Opinion

Maya Mitchell, Opinions Co-Editor

In the age of social media, Instagram, Youtube and Tiktok, “celebrities” are showing up left and right. With their newfound fame, many popular social media influencers get into scandals due to drama surrounding their personal lives. Thousands of videos, tweets and posts about relationships between TikTok stars, problematic actions of Youtubers, and photoshopped Instagram models have circulated the internet. With all of the media attention, the question remains: do people care about the dramatic lives of influencers, or do they have nothing better to do?

In the past, “celebrity status” was often given to people because of their success within their profession. Movie stars and musicians, whose work is usually distributed to the masses, accumulated “celebrity status” because of the popularity of their work and the media attention gained because of it. However, social media has created a new type of celebrity, influencers, and with this development, gaining internet clout has become a lot easier. People can “blow up” over the most random of things. Nowadays it is not uncommon for people to gain notoriety for things ranging from dancing to popular songs to popping watermelons with rubber bands. 

Art by E. Hayden

“I think that in this generation everyone wants their five minutes of fame,” said Kyla Hector, ‘21. “The quicker people gain a mass following, the quicker they lose it because sometimes [the public] forget[s] these are just regular everyday people.”

Traditional celebrities and social media influencers have one huge difference: their privacy. Youtubers and Tiktokers often try to maintain relevance by giving fans a huge window into their lives, unlike traditional celebrities whose personal lives can be more private. For example, David Dobrik rose to fame because of his short, but eventful, 4-minute 20-second vlogs of the lives of his friends. New-age social media influencers post videos giving fans an insight into their homes and personal relationships, hoping it keeps people interested in their lives and that it will keep them relevant. For traditional celebrities, paparazzi and tabloids can speculate, but they can still maintain their fame on their work alone.

Social media influencers are not without their form of paparazzi. Drama channels and “tea” pages are the influencer equivalents of tabloid magazines and Perez Hilton. Amongst the most popular is “@tiktokroom”, an Instagram account dedicated to TikTok drama that has accumulated over 2 million followers. Accounts like these are a constant flow of information regarding romantic relationships, business partnerships, and iconic moments of social media influencers. Influencers often interact with these pages – commenting on posts to clear up rumors about themselves or to thank them for posting about their accomplishments – boosting their popularity in the process.

Learning about social media drama does not just come from actively engaging with drama accounts, but just passive engagement with social media platforms in general. Algorithms on Twitter, TikTok and Instagram can put content made about social media drama in the face of users who aren’t actively seeking it out. 

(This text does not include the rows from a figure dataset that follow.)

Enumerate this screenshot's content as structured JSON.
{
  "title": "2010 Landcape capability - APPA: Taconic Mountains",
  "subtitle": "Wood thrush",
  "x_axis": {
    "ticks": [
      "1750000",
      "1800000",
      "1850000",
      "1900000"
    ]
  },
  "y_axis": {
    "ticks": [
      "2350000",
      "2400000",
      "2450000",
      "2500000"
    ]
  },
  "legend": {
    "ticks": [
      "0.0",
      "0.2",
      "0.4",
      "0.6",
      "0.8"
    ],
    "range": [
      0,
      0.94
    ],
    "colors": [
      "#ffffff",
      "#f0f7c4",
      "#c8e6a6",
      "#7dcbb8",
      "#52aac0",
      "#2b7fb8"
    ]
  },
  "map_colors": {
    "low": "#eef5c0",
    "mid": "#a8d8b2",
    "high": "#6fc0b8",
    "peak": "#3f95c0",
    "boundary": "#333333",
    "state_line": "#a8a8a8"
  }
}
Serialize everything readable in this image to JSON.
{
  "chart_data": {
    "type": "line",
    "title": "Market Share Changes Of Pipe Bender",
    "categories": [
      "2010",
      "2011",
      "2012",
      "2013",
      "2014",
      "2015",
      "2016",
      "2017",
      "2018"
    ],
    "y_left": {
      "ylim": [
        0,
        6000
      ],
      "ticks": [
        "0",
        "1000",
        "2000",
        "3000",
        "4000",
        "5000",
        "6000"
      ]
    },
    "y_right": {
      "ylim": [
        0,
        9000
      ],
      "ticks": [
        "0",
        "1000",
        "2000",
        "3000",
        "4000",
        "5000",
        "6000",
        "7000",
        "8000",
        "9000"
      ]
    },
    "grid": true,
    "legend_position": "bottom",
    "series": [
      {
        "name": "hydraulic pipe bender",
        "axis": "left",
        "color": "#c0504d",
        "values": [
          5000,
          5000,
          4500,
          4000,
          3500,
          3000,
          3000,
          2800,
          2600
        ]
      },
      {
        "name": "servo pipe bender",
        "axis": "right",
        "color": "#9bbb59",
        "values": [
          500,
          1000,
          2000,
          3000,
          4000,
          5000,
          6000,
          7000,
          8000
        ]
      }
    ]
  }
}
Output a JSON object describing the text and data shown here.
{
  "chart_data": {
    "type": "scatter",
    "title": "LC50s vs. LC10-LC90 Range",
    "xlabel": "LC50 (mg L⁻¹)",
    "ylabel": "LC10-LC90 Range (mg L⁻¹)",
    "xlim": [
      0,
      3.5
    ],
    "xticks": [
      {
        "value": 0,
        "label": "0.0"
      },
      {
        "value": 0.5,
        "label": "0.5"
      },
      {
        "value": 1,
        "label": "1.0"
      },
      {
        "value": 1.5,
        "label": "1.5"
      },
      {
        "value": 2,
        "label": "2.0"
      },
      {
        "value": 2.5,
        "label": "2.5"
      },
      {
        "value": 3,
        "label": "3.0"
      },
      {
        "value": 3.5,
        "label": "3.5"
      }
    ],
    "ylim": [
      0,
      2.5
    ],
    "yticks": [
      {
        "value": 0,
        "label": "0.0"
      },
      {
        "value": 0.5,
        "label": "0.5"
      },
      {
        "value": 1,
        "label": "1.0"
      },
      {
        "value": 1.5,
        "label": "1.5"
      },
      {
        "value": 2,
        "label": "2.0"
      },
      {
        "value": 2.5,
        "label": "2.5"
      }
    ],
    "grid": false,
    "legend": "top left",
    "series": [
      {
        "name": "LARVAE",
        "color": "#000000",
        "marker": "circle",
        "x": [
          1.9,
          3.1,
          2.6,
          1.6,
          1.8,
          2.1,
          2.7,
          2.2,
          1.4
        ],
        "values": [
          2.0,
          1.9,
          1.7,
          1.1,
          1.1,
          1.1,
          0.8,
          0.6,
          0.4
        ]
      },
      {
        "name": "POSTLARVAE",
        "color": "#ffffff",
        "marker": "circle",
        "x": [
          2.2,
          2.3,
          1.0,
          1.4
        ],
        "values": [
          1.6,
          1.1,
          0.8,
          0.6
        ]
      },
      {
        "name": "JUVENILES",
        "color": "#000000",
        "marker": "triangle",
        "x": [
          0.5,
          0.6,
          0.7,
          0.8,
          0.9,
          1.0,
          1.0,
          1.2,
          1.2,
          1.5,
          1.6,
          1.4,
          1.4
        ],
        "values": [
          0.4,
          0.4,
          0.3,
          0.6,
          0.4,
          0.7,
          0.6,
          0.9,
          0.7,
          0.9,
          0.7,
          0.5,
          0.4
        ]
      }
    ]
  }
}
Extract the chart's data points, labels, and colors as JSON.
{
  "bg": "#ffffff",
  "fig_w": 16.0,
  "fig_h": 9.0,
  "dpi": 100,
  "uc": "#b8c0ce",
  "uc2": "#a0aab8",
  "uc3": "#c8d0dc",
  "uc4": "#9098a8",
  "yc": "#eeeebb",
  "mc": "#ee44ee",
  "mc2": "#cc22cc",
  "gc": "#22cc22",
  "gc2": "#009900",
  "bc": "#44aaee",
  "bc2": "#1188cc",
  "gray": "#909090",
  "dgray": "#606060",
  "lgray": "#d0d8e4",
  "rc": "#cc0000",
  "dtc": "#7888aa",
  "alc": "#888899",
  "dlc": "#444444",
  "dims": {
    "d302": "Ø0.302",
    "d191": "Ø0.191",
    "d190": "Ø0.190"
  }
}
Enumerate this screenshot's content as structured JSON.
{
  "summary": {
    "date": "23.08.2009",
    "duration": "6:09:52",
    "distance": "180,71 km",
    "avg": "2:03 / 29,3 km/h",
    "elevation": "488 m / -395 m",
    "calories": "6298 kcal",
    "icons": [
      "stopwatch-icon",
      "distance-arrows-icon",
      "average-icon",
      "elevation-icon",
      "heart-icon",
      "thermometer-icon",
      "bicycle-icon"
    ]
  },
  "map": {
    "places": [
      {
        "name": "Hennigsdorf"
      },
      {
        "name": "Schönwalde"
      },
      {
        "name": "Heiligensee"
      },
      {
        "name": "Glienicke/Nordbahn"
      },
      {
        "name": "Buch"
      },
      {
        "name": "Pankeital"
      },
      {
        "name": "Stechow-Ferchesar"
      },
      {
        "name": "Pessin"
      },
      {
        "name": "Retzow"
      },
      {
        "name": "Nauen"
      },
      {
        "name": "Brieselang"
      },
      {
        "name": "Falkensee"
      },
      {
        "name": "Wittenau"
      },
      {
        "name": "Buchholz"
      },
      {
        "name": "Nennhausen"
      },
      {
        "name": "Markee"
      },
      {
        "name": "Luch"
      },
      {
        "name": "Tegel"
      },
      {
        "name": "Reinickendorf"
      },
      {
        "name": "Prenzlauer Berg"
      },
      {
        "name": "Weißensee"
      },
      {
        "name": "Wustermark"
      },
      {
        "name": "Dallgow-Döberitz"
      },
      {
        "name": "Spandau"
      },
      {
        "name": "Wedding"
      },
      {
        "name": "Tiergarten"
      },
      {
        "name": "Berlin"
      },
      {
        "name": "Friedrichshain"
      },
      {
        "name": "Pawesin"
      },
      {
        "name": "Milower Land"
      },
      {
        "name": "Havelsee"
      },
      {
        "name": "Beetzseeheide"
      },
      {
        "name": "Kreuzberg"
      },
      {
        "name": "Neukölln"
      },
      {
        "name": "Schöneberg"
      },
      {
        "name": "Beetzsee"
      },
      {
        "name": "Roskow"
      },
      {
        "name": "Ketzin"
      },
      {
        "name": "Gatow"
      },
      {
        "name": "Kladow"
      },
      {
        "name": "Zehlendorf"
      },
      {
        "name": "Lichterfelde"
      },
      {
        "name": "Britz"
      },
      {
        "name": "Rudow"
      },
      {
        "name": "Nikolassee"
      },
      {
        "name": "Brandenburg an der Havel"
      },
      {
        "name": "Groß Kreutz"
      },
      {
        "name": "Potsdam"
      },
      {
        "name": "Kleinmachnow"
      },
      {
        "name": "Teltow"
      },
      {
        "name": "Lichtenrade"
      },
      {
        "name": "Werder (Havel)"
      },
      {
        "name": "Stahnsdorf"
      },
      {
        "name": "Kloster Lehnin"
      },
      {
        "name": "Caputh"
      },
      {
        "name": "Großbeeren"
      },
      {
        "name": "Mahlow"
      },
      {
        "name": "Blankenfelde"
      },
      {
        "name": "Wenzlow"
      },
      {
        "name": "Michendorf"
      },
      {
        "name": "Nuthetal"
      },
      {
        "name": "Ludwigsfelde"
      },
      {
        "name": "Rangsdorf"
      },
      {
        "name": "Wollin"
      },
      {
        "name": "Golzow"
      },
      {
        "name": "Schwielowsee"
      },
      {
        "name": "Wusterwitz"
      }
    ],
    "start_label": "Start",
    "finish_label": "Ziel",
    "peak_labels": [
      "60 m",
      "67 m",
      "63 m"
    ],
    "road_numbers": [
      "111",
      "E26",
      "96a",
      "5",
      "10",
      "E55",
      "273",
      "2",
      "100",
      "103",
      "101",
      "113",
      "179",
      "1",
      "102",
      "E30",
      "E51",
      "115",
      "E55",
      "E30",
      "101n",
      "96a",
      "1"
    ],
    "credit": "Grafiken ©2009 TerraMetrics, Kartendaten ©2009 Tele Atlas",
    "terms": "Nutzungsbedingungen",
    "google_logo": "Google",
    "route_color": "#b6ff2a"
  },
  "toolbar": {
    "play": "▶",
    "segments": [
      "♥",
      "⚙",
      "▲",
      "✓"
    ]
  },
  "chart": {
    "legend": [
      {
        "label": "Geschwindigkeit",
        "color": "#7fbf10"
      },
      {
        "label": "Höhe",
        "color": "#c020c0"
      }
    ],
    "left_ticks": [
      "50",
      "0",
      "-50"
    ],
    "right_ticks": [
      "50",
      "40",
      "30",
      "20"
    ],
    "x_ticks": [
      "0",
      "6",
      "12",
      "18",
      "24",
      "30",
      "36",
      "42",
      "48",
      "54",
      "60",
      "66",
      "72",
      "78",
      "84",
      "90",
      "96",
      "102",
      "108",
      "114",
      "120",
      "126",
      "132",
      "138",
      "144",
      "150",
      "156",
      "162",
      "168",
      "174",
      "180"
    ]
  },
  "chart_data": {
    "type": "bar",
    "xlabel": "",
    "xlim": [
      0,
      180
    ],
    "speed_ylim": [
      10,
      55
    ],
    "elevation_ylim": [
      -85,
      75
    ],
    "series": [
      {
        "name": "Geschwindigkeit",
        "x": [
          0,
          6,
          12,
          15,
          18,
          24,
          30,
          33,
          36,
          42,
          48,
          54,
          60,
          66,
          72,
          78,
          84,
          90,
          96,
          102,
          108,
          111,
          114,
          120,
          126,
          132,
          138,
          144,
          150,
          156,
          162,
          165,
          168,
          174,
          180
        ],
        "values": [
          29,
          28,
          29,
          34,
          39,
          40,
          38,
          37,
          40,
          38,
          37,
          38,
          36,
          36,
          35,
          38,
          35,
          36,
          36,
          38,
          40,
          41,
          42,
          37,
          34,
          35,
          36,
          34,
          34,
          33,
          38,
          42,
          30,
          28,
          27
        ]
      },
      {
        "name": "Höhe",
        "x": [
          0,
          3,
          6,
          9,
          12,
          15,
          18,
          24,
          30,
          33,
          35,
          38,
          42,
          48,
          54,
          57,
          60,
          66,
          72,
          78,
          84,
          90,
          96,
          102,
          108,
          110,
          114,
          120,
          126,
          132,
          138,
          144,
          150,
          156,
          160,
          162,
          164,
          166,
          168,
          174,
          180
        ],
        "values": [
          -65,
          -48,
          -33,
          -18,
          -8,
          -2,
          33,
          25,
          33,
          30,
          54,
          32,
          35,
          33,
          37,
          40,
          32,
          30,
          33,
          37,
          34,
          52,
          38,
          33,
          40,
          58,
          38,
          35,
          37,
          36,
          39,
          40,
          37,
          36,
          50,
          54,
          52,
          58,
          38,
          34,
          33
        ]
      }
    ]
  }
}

“I would be [scrolling through TikTok] and some videos about the current Tiktok drama would show up,” stated Meskie Hyman, ‘22. “I used to follow Instagram pages like Worldstar but I’ve never routinely checked drama pages, the drama I hear is usually through the grapevine and from the conversation.” 

Influencer drama has become an important part of popular culture, but its effect outside of the internet can range from insufficient to career-ending. Depending on the severity of the drama, the influencers involved could lose their credibility with their fans, eligibility for paid sponsorships, and even the respect of their peers. For example, popular influencer James Charles was recently accused of illegally soliciting minors, and as a result, lost his multi-million dollar sponsorship with the makeup brand Morphe

But the public, as spectators, usually follows the drama through social media, even though it has no personal impact on their lives. So why all of the interest? Why does “#___isover”  end up trending on Twitter every time a social media celebrity screws up? “I don’t think people really care [about influencer drama], maybe it can be exciting, especially if it’s really scandalous,” Hyman commented. “I think that it’s more of a quick escape of reality and it doesn’t influence the direction of anyone’s life so it’s not important at all, it’s just entertaining sometimes.”

Nevertheless, people can not seem to stay away from the drama. The @tiktokroom Instagram account has gained over 1.5 million followers since March 2020 and popular drama Youtube channels like “Spill Sesh” and “Tea Spill” have gained hundreds of thousands of subscribers off of commenting on the scandals of internet influencers. Internet drama might seem unimportant, but it most definitely has a magnetic appeal to it.